As we move into 2018, I am reflecting on the brand new program we launched this fall: the JCUA Organizing Fellowship. Although the first cohort has only been together a few months, completing the 2017 portion of our time together feels like a transitional event. We have already done so much learning, building and stretching, and it’s important to recognize this moment.
Early in October, seven students from five different Chicagoland colleges and universities joined me to grapple with local racial and economic justice issues, begin to hone our skills in community organizing, and unpack what it means to pursue justice Jewishly. Each fellow came with a different understanding of social change, a different relationship to Judaism, and a different experience with Chicago issues.
Through bi-weekly workshops, skill building, and engagement with local organizing efforts, the first cohort has begun creating a platform for long term social change, exploring how to embrace and push their community forward, so that as Jews we stand in deep solidarity with other groups who face marginalization and violence.
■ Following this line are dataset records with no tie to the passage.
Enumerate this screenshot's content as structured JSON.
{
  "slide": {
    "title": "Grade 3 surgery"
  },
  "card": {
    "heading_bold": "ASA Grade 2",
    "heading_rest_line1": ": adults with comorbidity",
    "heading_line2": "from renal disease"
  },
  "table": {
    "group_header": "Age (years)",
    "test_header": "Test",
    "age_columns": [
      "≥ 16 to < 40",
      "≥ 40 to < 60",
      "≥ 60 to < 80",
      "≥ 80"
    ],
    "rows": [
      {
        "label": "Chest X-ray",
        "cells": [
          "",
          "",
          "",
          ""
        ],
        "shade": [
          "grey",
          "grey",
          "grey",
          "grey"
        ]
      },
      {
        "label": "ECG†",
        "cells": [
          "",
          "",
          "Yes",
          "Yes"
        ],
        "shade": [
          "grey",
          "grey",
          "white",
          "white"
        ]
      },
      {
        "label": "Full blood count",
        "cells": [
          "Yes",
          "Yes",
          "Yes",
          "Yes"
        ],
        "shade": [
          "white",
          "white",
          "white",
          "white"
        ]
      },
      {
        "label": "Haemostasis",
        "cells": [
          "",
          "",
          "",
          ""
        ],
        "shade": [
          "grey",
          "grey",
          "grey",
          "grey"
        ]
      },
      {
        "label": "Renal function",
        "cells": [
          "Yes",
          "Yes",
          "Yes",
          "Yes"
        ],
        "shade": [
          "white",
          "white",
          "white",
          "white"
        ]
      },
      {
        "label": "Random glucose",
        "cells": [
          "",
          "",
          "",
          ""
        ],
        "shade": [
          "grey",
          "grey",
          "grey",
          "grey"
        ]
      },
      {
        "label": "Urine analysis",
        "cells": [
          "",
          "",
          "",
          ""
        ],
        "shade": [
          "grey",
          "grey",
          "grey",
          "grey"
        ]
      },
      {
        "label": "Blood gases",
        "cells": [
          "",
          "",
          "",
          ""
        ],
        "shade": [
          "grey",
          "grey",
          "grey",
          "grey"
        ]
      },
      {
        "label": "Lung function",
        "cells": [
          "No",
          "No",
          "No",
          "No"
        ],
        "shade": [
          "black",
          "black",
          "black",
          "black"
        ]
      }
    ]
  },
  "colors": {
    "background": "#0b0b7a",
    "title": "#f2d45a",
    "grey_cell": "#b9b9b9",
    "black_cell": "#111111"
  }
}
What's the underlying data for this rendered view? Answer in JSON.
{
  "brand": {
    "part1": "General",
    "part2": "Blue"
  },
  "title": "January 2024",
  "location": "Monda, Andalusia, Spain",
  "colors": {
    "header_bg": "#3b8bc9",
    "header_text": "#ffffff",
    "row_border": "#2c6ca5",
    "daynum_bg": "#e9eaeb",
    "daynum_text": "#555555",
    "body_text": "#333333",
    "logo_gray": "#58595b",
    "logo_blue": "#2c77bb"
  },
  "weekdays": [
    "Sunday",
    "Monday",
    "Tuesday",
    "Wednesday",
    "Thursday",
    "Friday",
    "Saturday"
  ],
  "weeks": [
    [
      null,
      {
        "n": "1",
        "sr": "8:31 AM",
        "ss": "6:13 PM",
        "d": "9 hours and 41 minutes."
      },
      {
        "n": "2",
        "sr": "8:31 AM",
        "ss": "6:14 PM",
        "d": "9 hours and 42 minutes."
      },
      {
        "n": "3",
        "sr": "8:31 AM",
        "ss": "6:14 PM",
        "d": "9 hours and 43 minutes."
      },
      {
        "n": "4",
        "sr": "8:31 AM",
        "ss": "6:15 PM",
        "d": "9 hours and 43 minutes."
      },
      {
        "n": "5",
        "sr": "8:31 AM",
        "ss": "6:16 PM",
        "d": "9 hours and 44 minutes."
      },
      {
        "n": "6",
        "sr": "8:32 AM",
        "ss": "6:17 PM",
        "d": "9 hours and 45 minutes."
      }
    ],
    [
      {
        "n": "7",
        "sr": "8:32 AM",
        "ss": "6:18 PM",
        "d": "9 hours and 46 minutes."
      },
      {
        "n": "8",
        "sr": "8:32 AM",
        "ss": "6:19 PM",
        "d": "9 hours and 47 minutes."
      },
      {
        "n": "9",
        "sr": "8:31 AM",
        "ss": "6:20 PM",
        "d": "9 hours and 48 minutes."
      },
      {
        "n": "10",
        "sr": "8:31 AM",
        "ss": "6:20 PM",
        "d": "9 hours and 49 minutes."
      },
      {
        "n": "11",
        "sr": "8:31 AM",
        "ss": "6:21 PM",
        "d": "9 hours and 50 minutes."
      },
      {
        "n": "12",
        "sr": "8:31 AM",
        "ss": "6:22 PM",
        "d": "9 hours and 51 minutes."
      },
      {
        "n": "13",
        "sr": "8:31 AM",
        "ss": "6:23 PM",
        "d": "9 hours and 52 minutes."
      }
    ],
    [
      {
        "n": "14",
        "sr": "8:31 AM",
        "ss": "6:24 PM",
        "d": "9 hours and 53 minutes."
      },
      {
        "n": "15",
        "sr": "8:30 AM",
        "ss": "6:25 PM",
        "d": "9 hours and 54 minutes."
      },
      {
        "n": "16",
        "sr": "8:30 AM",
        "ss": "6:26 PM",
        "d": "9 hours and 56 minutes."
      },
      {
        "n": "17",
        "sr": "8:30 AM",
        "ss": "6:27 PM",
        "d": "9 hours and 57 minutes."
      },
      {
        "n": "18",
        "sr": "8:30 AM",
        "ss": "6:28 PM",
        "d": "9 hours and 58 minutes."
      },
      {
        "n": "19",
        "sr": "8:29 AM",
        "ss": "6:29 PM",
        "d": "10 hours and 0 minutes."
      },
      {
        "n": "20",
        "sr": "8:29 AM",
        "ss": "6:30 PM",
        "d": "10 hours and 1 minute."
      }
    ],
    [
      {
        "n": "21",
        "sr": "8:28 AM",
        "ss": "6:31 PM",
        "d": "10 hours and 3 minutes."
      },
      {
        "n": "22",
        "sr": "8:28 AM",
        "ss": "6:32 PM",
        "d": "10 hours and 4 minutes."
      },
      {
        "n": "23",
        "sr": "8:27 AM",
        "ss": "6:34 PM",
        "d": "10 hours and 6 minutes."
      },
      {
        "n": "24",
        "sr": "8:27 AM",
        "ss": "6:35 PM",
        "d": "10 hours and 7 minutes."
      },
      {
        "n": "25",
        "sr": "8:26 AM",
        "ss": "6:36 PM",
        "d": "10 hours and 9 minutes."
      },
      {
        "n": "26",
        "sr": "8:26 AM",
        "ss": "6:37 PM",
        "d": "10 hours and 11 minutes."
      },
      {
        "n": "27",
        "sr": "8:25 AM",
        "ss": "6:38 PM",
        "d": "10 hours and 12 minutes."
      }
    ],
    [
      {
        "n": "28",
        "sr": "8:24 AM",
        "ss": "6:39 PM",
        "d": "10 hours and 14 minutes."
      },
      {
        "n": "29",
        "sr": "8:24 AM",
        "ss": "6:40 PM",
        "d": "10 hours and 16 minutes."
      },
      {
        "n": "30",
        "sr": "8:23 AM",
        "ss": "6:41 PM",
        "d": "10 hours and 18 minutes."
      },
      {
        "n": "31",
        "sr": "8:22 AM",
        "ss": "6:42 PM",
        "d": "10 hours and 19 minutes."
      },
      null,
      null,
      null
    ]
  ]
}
In the time we have spent together, two things stick out to me most about what this program can accomplish. First, it brings much needed understanding and agency to young people across Chicago who now know exactly how things like police misconduct and threats to immigrant communities are allowed to become commonplace. Second, it gives young college-age students, with so much of the energy and autonomy to take action, the opportunity to be pulled in to organizing spaces where they feel accountable to the fight for justice.
Throughout the program, I have had the opportunity to listen to our Fellows as they have taught me what they are learning about local campaigns for police accountability and immigrant rights. They now speak with authority and urgency, and are compelled to spread what they are learning to others on their campus, and to their friends and family. They mention feeling angry but also energized, able to move forward now that they are plugged in to the specific ways our systems need fixing.
I can also see how they are now more a part of the work we are doing at JCUA, and throughout Chicago. Through relational meetings and involvement in campaign actions and events, they are now closer to the work, to the people who are directly impacted, to their fellow Jews who are already standing up and fighting back. Because of their work to get to know each other and their own communities, they understand what questions to ask to get at the root of why people organize. Because of their participation in community meetings, teach-ins, and rallies, they feel ownership and responsibility for the issues.
At one of our last actions of the year, an Organizing Fellow and I led a JCUA contingent to Chicago’s rally to demand a Clean DREAM Act. That evening felt symbolic, as a culminating moment of the ways in which the young people and program staff at JCUA have been brought in closer to the work we are doing because of this new Organizing Fellowship. I am proud of what this first cohort has accomplished thus far, and am eager for the next half of our year together to begin.